Autos n: 0040582-55.2018.8.13.0525
Excipiente: Venâncio Batista Silva
Excepto: Emerson Faustino Carvalho de Lima
SENTENÇA
Visto, etc.
O excipiente VENANCIO BATISTA DA SILVA
apresentou exceção alegando nulidade do título por adulteração e a litigância de
má-fé. Requer a extinção da execução, nos termos do artigo 485, IV, do CPC e
indenização pela contratação de advogado, no importe de R$ 1.200,00.
O excepto manifestou pugnando pelo não
cabimento. No mérito, nega a adulteração e afirma que houve erro do banco.
Requer o não acolhimento, a penhora do veículo e a condenação em litigância de
má-fé.
É o breve relato. Fundamento e decido.
Da preliminar de não cabimento da exceção:
A objeção de pré-executividade (incidente
inicialmente denominado como "excesso" por Pontes de Miranda) é criação da
doutrina e jurisprudência que visa tornar mais célere a prestação jurisdicional,
evitando a prática de atos que seriam desnecessários e inócuos (penhora,
imobilização patrimonial, embargos) naqueles casos em que nitidamente se
mostra impossível que a execução venha a prosperar.
A exceção de pré-executividade possibilita a
discussão de situações peculiares, tais como, a ausência de pressupostos
processuais e condições da ação, dentro dos autos da execução,
independentemente da oposição de embargos, afim de que sejam analisados fatos
ensejadores da extinção executiva, de forma menos gravosa ao devedor. (TACSP
-AI 578.620 - 7ª Câm. - Rel. Juiz PAULO AYROSA - J. 25.5.99 ).
A princípio o manejo de uma ou de outra das vias
defensivas, para certas matérias, é opção do devedor, que, mesmo com penhora
efetivada, pode valer – se da via exceção de pré-executividade.
A possibilidade de oferecimento de exceção
concomitante com os embargos ou posteriormente é admitida, devendo o juiz
julgar as duas defesas oferecidas, mas apreciando, em primeiro lugar, a exceção
de pré-executividade, que nesse caso, funcionara como preliminar dos embargos.
Assim sendo, a Exceção de pré-executividade
somente é admitida excepcionalmente para mentalizar uma execução natimorta
pela comprovação "Prima Facie” da inexigibilidade do título, pois a nulidade
deveria poder ser declarada, até mesmo, ex oficio por evidente ausência de
pressupostos processuais ou condições da ação executiva, independente de
provas.
Portanto, trata-se de forma de defesa amplamente
aceita no processo civil e impedir a utilização dessa forma de defesa seria um
retrocesso do processo, razão porque dever ser admitida.
Mérito:
Como acima dito, a exceção de pré-executividade
consiste em fenômeno processual adequado para possibilitar a apresentação de
defesa, no curso do processo, independentemente de prazo ou formalidade.
No caso, a exceção de pré-executividade
apresentada, alega nulidade do título executivo extrajudicial.
De fato, o cheque de fl. 6 se encontra rasurado.

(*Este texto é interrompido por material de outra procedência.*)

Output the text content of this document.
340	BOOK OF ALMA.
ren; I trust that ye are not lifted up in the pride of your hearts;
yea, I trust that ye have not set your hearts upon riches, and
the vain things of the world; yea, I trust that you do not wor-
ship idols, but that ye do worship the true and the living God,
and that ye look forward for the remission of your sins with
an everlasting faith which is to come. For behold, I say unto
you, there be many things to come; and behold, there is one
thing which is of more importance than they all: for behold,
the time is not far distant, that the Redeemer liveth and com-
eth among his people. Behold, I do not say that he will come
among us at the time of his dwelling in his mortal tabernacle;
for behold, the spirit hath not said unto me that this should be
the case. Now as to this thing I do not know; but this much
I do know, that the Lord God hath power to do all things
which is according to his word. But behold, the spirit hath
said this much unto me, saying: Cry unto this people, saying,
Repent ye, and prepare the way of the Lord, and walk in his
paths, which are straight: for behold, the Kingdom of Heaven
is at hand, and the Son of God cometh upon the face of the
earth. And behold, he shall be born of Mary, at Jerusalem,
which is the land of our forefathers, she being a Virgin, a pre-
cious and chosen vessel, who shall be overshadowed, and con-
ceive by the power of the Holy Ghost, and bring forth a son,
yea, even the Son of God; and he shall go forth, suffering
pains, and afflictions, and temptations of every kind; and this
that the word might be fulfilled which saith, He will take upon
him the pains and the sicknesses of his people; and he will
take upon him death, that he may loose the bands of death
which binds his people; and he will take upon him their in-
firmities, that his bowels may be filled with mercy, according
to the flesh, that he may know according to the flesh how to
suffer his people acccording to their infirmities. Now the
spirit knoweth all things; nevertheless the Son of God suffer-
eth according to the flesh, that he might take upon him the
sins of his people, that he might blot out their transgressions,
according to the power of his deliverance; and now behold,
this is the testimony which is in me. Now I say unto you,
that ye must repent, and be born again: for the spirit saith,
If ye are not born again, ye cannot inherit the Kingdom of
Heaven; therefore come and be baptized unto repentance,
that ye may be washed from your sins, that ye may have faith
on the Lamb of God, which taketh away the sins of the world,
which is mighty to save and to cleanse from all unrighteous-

Tanto no carimbo do verso do cheque, como na anotação manuscrita constam as
datas de 02/03/2017 e 26/02/2017.
No anverso do cheque percebe-se que houve
alteração no ano, tanto na data da emissão, quanto na anotação no canto inferior
do cheque.
Na prática, o cheque rasurado não pode ser
utilizado para embasar uma execução de título extrajudicial. A rasura
descaracteriza o cheque como título certo, líquido e exigível.
A evidência da adulteração torna desnecessária a
produção de prova pericial.
Neste sentido:
“EMBARGOS À EXECUÇÃO – Cheque rasurado - Pretensão de
reforma da sentença que julgou procedentes embargos à execução,
extinguindo a execução - Descabimento - Hipótese em que a rasura
na data da emissão inviabiliza a execução pela prescrição do título e
pela descaracterização como título executivo - RECURSO
DESPROVIDO - HONORÁRIOS ADVOCATÍCIOS - Pretensão de
redução dos honorários arbitrados para 10% do valor atribuído à
causa - Descabimento - Hipótese em que o valor de R$ 1.000,00 foi
arbitrado mediante apreciação equitativa e mostra-se adequado para
remunerar o trabalho profissional desenvolvido, não comportando
reparo algum - RECURSO DESPROVIDO“ (TJSP - Relatora Ana de
Lourdes Coutinho Silva da Fonseca - J. 24/04/2013 - 13ª Câmara de
Direito Privado).
No caso, eventual existência de crédito demanda
dilação probatória, por meio de ação própria.
Afasto o pedido de condenação em litigância de
má-fé, uma vez ausentes os requisitos previstos no art. 80 do CPC.
Ante o exposto:
Diante do exposto, JULGO PROCEDENTE a
exceção de pré-executividade para reconhecer a ausência de título, dada a
existência da rasura.
Em consequência, JULGO EXTINTA a
execução, nos termos do art. 803, I, do CPC.
Sem custas e honorários, nos termos do artigo 55
da Lei 9099/95.
Após o trânsito em julgado, devolva-se o título
original (fl. 10v) à parte exequente.
Publique-se. Registre-se. Intimem-se.
Pouso Alegre, 12 de agosto de 2019.
ADRIANE APARECIDA DE BESSA ROSA
Juíza de Direito Titular
(1º - JESP)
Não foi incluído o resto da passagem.